Konohamaru persegue Naruto e o intima a ser o seu mestre. Naruto, empírico ao extremo, tenta converter o que ele sabe em ensinamentos, mas só acaba falando groselha. SÓ QUE KONOHAMARU ACREDITA EM TUDO. É como eu havia dito antes, Naruto finalmente recebe crédito e não de qualquer pessoa, mas de uma pessoa privilegiada cuja atenção é alvo de constantes disputas. Konohamaru, por sua vez, é subjugado pelo lixo da aldeia da folha. Mas a gente vai além, porque a situação se inverte: se pararmos para pensar, Naruto já tem a atenção de todos e eles, que tanto bajulam Konohamaru, na verdade não o enxergam. Então existe uma face deles que as pessoas escolhem sombrear ou potencializar.

O que é contraditório no sonho de Konohamaru - e desviante do que, aparentemente é o de Naruto - é que, no fundo, ele conserva um instinto de preservação da mesma hierarquia que os oprime. Conservador, ele aparentemente não tem interesse em resolver a bajulação pública a uns em detrimento de outros, mas apenas em redirecioná-la para ele.

Contudo, esse encontro com Konohamaru - e se ver respeitado pela primeira vez [ou segunda, se Iruka conta] - reajusta os objetivos de Naruto, que passa de continuar recebendo o tipo de atenção depreciativa que sempre recebeu para lutar por mais respeito. E, mais uma vez, a situação de mestre e aprendiz se inverte.

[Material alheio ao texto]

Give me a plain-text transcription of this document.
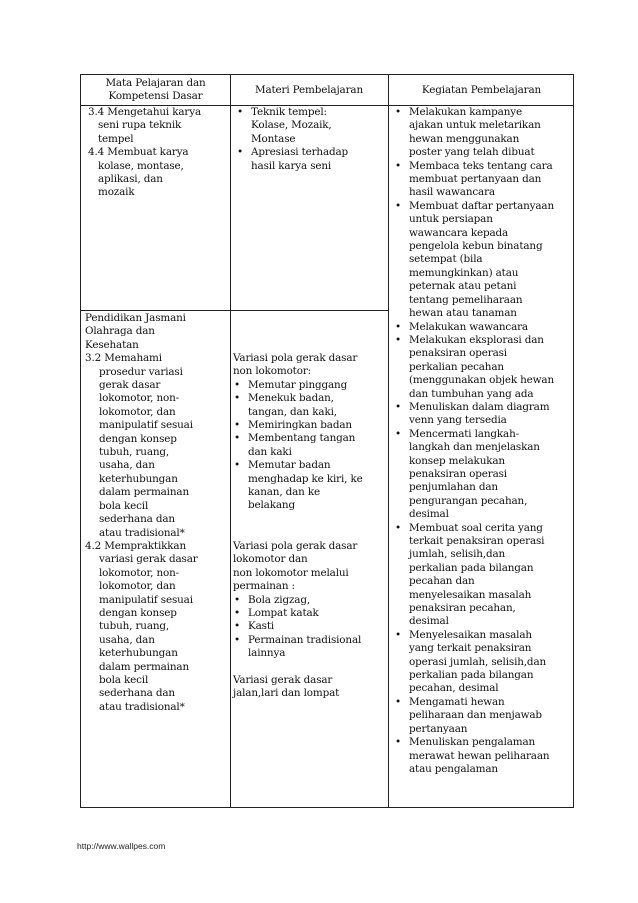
Mata Pelajaran dan
Kompetensi Dasar
Materi Pembelajaran	Kegiatan Pembelajaran
3.4 Mengetahui karya
seni rupa teknik
tempel
4.4 Membuat karya
kolase, montase,
aplikasi, dan
mozaik
• Teknik tempel:
Kolase, Mozaik,
Montase
• Apresiasi terhadap
hasil karya seni
Pendidikan Jasmani
Olahraga dan
Kesehatan
3.2 Memahami
prosedur variasi
gerak dasar
lokomotor, non-
lokomotor, dan
manipulatif sesuai
dengan konsep
tubuh, ruang,
usaha, dan
keterhubungan
dalam permainan
bola kecil
sederhana dan
atau tradisional*
4.2 Mempraktikkan
variasi gerak dasar
lokomotor, non-
lokomotor, dan
manipulatif sesuai
dengan konsep
tubuh, ruang,
usaha, dan
keterhubungan
dalam permainan
bola kecil
sederhana dan
atau tradisional*
Variasi pola gerak dasar
non lokomotor:
• Memutar pinggang
• Menekuk badan,
tangan, dan kaki,
• Memiringkan badan
• Membentang tangan
dan kaki
• Memutar badan
menghadap ke kiri, ke
kanan, dan ke
belakang
Variasi pola gerak dasar
lokomotor dan
non lokomotor melalui
permainan :
• Bola zigzag,
• Lompat katak
• Kasti
• Permainan tradisional
lainnya
Variasi gerak dasar
jalan,lari dan lompat
• Melakukan kampanye
ajakan untuk meletarikan
hewan menggunakan
poster yang telah dibuat
• Membaca teks tentang cara
membuat pertanyaan dan
hasil wawancara
• Membuat daftar pertanyaan
untuk persiapan
wawancara kepada
pengelola kebun binatang
setempat (bila
memungkinkan) atau
peternak atau petani
tentang pemeliharaan
hewan atau tanaman
• Melakukan wawancara
• Melakukan eksplorasi dan
penaksiran operasi
perkalian pecahan
(menggunakan objek hewan
dan tumbuhan yang ada
• Menuliskan dalam diagram
venn yang tersedia
• Mencermati langkah-
langkah dan menjelaskan
konsep melakukan
penaksiran operasi
penjumlahan dan
pengurangan pecahan,
desimal
• Membuat soal cerita yang
terkait penaksiran operasi
jumlah, selisih,dan
perkalian pada bilangan
pecahan dan
menyelesaikan masalah
penaksiran pecahan,
desimal
• Menyelesaikan masalah
yang terkait penaksiran
operasi jumlah, selisih,dan
perkalian pada bilangan
pecahan, desimal
• Mengamati hewan
peliharaan dan menjawab
pertanyaan
• Menuliskan pengalaman
merawat hewan peliharaan
atau pengalaman
http://www.wallpes.com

E é essa inversão o que Ebisu mais temia - pois, uma vez que acaba a deferência para com ele, ele perde a sua razão de ser. Mas, ao aparecer para "deter" Naruto e tentar reaver a tutela de Konohamaru, novamente, projetando nele a sombra do avô. O que, na minha opinião, é extremamente digno de nota nesse encontro é o papel do Jutsu Sexy - nesses 2 primeiros capítulos, ele desmoraliza 3 "autoridades". O jutsu é a verdadeira brecha no monstro que é feito deles ou eles fazem de si próprios, é como se ele expusesse o que escondem os corações moralistas. Aliás, moralistas são, via de regra, uns hipócritas.

Focando no Hokage, é importante, desde já, avaliá-lo, também, pelos seus tiros pela culatra. Por exemplo, ele manteve Naruto sofrendo na vila como a sombra da Kyuubi, sem ao menos estar ciente disso. Realmente existia um dilema em cima dessa verdade e quando o hospedeiro estaria pronto para ouvi-la, mas ele não foi poupado das consequências, por exemplo. Eu digo que é importante porque não é a primeira vez que a sua conduta "correta" traz custos altos para outras pessoas.

No fim do capítulo, Konohamaru, ainda que indiretamente, conseguiu desmistificar o Hokage, tirando-o da sombra e convertendo-o num reflexo positivo. Por causa dele, Hiruzen [esse é o nome dele] se expôs como um velho babão. Tem uma certa sugestão de que ele discorda da conduta de Ebisu e as regrinhas do tutor são subordinadas do Hokage, não superiores.

Ultimas considerações:

1) Se antes os meninos ficavam na sombra do Hokage, agora ele é que é um coadjuvante para a narrativa deles. Eles se emanciparam.

2) Não há atalhos no caminho ninja. E, apesar de ser uma fala de Naruto, esse é um tapa que ambos recebem. Não à toa, ambos só vislumbram uma realização dos sonhos expostos nesse capítulo na saga de Pain - cerca de 400 capítulos mais tarde.

3) Vejam que ironia. Apesar de almejar tanto o reconhecimento, Konohamaru acaba se tornando um apêndice, na história de Naruto.